ATRI. Il timore è che il gran caldo di questi giorni e delle prossime ore possa far esplodere una nuova emergenza incendi. Perché dopo gli ultimi roghi divampati ad Atri in pochi giorni tra cui l’ultimo nella riserva dei calanchi, con la certezza dell’origine dolosa, la parola d’ordine è controllare nel tentativo di prevenire. Con un nuovo appello che arriva dai carabinieri forestali: chi ha visto qualcosa racconti, si faccia vivo. «Tutte le indagini sugli incendi», dice Gualberto Mancini, comandante dei carabinieri forestali con una lunga esperienza alle spalle, «devono essere fatte non tralasciando nessun particolare. Fondamentale è l’aiuto dei cittadini, dei residenti della zona. Sono aree in cui se passa una macchina che non è del posto tutti lo sanno, tutti la vedono. Ecco: se qualcuno ha visto dei movimenti sospetti, dei passaggi insoliti, delle vetture che non appartengono a persone del posto si faccia vivo con noi». Nei prossimi giorni un primo rapporto verrà rimesso in Procura.
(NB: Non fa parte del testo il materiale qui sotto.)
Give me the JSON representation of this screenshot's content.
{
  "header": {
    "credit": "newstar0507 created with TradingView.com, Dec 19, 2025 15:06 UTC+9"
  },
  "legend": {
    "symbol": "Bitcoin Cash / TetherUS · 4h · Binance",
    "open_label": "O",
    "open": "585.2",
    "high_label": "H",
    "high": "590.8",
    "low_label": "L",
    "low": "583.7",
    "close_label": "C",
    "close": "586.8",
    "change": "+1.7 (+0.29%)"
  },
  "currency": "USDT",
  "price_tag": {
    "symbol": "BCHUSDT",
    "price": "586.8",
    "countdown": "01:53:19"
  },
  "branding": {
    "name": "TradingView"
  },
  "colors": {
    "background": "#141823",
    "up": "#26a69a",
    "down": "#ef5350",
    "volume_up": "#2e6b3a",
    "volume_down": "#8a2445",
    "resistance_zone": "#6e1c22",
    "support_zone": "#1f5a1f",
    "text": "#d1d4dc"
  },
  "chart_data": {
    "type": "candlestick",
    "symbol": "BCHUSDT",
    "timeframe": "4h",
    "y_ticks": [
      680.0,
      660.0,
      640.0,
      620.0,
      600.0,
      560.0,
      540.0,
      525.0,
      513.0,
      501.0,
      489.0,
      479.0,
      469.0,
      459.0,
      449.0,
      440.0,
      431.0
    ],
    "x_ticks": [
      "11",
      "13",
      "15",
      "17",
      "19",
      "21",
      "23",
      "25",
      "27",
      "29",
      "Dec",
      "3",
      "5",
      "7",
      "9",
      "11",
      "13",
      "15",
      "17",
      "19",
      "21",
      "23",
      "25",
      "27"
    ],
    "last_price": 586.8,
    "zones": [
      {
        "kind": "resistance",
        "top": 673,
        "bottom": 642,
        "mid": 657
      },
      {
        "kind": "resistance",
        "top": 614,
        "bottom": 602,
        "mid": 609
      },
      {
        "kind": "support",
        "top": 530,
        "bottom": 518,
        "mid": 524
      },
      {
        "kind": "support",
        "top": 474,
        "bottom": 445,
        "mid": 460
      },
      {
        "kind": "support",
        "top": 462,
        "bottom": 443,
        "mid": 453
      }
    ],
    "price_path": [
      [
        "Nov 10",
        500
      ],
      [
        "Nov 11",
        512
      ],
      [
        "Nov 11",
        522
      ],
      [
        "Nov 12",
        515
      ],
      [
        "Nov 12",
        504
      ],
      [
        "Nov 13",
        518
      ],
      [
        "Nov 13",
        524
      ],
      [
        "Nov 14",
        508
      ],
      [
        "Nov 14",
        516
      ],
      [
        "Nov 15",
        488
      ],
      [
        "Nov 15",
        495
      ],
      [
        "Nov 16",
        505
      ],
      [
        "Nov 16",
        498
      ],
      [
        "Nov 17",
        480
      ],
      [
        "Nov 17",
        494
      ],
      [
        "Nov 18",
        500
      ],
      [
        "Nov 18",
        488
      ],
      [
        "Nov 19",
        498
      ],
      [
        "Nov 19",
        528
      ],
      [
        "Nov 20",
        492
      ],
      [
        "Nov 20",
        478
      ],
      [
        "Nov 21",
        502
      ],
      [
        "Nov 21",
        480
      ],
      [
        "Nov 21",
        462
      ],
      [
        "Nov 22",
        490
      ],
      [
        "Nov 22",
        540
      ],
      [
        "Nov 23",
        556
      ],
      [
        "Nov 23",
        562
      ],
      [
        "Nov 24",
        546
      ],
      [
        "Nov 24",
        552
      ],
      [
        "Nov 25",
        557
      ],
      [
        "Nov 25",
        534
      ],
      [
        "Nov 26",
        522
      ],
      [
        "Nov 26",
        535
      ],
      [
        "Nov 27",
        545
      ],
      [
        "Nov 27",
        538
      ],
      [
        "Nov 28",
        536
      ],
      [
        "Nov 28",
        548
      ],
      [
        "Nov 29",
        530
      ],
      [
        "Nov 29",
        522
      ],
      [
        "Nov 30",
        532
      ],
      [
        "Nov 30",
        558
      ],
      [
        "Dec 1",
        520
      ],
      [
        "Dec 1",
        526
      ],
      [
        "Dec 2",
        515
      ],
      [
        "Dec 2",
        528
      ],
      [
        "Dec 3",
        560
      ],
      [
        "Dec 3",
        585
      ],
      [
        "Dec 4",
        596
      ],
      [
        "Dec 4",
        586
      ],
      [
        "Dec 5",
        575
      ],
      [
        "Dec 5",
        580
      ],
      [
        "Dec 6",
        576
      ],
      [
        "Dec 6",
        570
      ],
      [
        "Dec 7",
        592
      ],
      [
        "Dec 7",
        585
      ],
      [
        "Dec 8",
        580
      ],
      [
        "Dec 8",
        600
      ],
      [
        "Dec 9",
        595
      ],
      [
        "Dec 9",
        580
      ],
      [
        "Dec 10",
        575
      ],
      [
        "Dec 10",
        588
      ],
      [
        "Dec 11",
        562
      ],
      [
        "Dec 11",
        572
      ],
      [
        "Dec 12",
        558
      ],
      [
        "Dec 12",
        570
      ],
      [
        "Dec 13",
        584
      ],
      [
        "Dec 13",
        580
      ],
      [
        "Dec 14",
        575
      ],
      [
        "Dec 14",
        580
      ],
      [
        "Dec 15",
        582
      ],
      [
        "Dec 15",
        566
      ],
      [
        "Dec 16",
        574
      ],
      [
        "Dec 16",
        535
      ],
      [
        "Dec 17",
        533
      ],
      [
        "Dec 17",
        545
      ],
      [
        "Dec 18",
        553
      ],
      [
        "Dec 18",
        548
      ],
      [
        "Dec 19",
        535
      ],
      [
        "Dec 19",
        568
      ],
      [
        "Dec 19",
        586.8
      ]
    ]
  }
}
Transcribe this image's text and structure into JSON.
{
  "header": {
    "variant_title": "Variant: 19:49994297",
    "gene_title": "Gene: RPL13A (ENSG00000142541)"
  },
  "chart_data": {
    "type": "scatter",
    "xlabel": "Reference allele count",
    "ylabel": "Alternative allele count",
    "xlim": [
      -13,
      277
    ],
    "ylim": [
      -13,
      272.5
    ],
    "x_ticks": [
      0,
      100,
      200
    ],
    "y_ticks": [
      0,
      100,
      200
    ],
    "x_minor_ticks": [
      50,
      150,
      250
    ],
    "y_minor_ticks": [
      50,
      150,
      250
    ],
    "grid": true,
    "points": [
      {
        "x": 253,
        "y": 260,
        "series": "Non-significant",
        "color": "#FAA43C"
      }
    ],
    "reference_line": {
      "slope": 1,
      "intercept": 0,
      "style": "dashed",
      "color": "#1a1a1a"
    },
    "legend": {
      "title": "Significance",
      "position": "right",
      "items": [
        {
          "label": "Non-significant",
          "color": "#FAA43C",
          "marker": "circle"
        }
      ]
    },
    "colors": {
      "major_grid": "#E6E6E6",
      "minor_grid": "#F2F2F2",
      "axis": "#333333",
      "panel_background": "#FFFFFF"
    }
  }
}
Il fuoco nell’oasi dei calanchi di Atri, che ha divorato dieci ettari, è divampato nella notte tra sabato e domenica, poco dopo le 2. Quei bagliori al Colle della Giustizia, nel cuore della riserva, hanno subito destato timori e l’allarme è scattato immediatamente anche se la zona particolarmente impervia ha reso difficoltoso il primo intervento delle squadre da terra. All’alba di domenica è iniziato il lavoro di due Canaidair che complessivamente hanno fatto quindici lanci d’acqua riuscendo ad avere la meglio sul propagarsi delle fiamme che non ha interessato la zona boschiva. Il coordinamento da terra dei mezzi aerei è stato affidato a un Dos, direttore delle operazioni di spegnimento, del comando provinciale dei pompieri. Alle operazioni di intervento hanno partecipato cinque mezzi fuoristrada dotati di moduli antincendio delle associazioni di Protezione civile Gran Sasso e Cives di Teramo. Solo dopo molte ore le fiamme sono state domate. Il rogo è partito da una zona molta impervia che con il passare delle ore si è alimentato con la piccola vegetazione presente.